Question

Let $a_1, a_2, a_3, ..., a_n$ be a sequence of positive integers in arithmetic progression with common difference $d$ and $a_3 = 15$. Then, the maximum value of the sum $a_{a_1} + a_{a_2} + ... + a_{a_5}$ is ______.

Answer 1

495

Answer 2

The sequence is an arithmetic progression $a_1, a_2, ..., a_n$ with common difference $d$. The terms are given by $a_k = a_1 + (k-1)d$. We are given $a_3 = 15$, so $a_1 + 2d = 15$. Since $a_1$ is a positive integer, $a_1 \ge 1$, which implies $15 - 2d \ge 1$, so $2d \le 14$, and $d \le 7$.

The sum to maximize is $S = a_{a_1} + a_{a_2} + a_{a_3} + a_{a_4} + a_{a_5}$. The expression for the sum can be derived as $S = 5a_1(1+d) - 5d + 10d^2$. Substituting $a_1 = 15 - 2d$, we get $S = 5(15 - 2d)(1+d) - 5d + 10d^2 = 75 + 60d$.

We need to consider the constraint that $a_k$ must be positive integers for all $k \in \{1, 2, ..., n\}$. If $d > 0$, then $a_1 = 15 - 2d \ge 1$, so $d \in \{1, 2, 3, 4, 5, 6, 7\}$. In this case, all terms $a_k$ are positive. The sum $S = 75 + 60d$ is maximized when $d$ is maximized. The maximum value of $d$ is 7. For $d=7$, $a_1 = 15 - 2(7) = 1$. The sequence starts with $1, 8, 15, 22, 29, ...$. The indices $a_1, ..., a_5$ are $1, 8, 15, 22, 29$. The largest index is $a_5 = 29$, so $n \ge 29$. Since $a_1=1$ and $d=7$, all terms $a_k$ are positive. The maximum value of $S$ is $75 + 60(7) = 75 + 420 = 495$.

If $d = 0$, then $a_1 = 15$. The sequence is $15, 15, ...$. The sum is $S = 75 + 60(0) = 75$.

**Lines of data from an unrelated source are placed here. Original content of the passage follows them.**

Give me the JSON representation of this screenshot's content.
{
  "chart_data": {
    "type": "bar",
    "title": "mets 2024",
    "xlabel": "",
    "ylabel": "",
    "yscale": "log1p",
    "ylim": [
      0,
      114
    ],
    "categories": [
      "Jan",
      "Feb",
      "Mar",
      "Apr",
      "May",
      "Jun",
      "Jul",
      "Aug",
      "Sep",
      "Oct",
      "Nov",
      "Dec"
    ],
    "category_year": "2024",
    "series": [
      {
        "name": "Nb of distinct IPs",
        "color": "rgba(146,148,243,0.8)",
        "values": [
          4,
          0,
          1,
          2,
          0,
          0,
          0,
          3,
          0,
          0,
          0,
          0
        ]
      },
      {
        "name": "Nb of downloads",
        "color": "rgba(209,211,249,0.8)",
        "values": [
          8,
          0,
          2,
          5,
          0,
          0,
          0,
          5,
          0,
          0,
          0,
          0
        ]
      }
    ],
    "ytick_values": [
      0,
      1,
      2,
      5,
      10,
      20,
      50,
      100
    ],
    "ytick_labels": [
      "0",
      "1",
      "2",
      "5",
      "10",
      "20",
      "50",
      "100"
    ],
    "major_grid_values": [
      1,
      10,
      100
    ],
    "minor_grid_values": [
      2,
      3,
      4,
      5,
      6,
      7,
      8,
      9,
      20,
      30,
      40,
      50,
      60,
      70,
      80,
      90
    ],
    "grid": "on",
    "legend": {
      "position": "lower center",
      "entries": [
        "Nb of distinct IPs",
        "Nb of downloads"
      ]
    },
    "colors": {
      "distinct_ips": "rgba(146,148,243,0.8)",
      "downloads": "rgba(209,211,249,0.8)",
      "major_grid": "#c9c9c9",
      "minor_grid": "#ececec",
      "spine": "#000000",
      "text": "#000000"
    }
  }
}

If $d < 0$, let $d = -|d|$. Then $a_1 = 15 + 2|d|$. For the terms $a_1, ..., a_5$ to be positive integers, we need $a_5 = 15 + (5-3)d = 15 - 2|d| > 0$, which means $2|d| < 15$, so $|d| \le 7$. However, for the sequence to consist of positive integers up to $a_n$, we must have $a_n > 0$. With $d < 0$, the terms decrease. We need $a_n = 15 + (n-3)d > 0$. Also, we need $n \ge \max(a_1, ..., a_5)$. The maximum index is $a_1 = 15 + 2|d|$. If $n \ge 15 + 2|d|$, then $a_n \ge 15 + (15 + 2|d| - 3)d = 15 + (12 + 2|d|)(-|d|) = 15 - 12|d| - 2|d|^2$. For $a_n > 0$, we need $2|d|^2 + 12|d| - 15 < 0$. The positive root of $2x^2 + 12x - 15 = 0$ is $x = \frac{-6 + \sqrt{66}}{2} \approx 1.05$. Since $|d|$ must be a positive integer, there is no integer $|d|$ such that $0 < |d| \le 7$ and $|d| < 1.05$. Thus, $d$ cannot be negative.

The possible integer values for $d$ are $\{0, 1, 2, 3, 4, 5, 6, 7\}$. The sum $S = 75 + 60d$ is maximized when $d=7$. The maximum value of the sum is $495$.